During pregnancy, taste for certain foods may change. A person may suddenly develop dislike for foods they might have liked before pregnancy. In addition a desire to eat non food items such as ice, laundry starch, dirt, clay, chalk, ashes or paint chips. This is called pica, and may be because of an iron deficiency such as anemia. Such cravings should not be indulged in as they can be harmful both to the mother and child. Food cravings should only be indulged in if the particular food provides energy or an essential nutrient, but if such craving persists and prevents the intake of essential nutrients, then more balance should be created in the daily diet.
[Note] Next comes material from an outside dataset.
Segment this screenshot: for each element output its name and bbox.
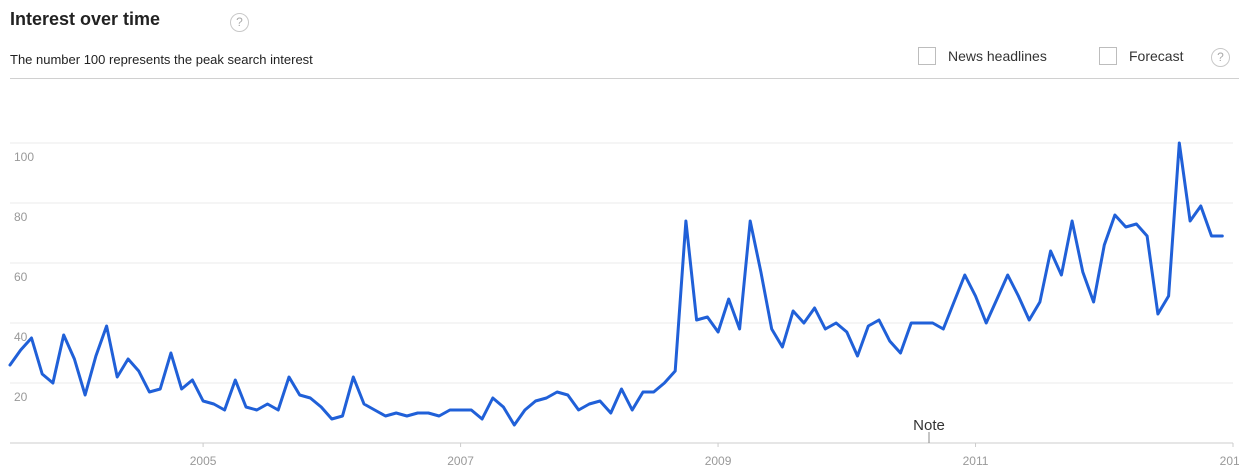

Foods cravings during pregnancy are normal and about two thirds of women have them, yet there is no widely accepted explanation for their occurrence.

Good nutrition and enough of it during pregnancy is very important for the growth and development of the baby, about 300 more calories should be taken than what was being taken before pregnancy.

Although nausea and vomiting in the first trimester of the pregnancy may make it difficult to eat, yet a well balanced diet and prenatal vitamins will help you to maintain proper weight gain.

A variety of foods should be taken to ensure that one gets all the nutrients. Daily 6-11 servings of bread and grains, 2 – 4 servings of fruit,4 or more servings of vegetables,4 servings of dairy products and 3 servings of protein sources. Sweets and oils should be used sparingly. Alcohol should be avoided, it can cause amongst other problems, low birth weight babies, not more than 300 mg of caffeine should be taken.

The total amount of fat that is taken should be reduced to 30%, for a person who had been eating 2000 calories a day; this would be 65 grams or less per day. Intake of cholesterol rich foods should be minimal, only 300mg or less of cholesterol should be taken daily.

Calcium is a nutrient needed in the body for the development of strong teeth and bones, clotting of blood, functioning of muscles and nerves and normal beating of the heart, the growing baby needs a lot of calcium for its development and if enough calcium is not taken to sustain the needs of the unborn child, then the body may draw calcium from the expectant mothers bones, this will result in depreciation of the bone mass of the mother to be and later result in osteoporosis. The best sources for calcium are dairy products, it is also found in spinach, dried beans and sea food, and vitamin D helps to use the calcium in the body, it is obtained through exposure to sunlight and in fortified fish, eggs, milk. Lactose intolerance can be overcome by consuming small amounts of milk in between meals; milk can be better tolerated with food. Iron is a mineral that makes an important part of hemoglobin, the substance which carries oxygen to all parts of the body through the blood; the best sources of Iron are leafy green vegetables, lean meat, poultry and fish.

An expectant mother must remember that she has to provide good nutrition for two individuals throughout her pregnancy.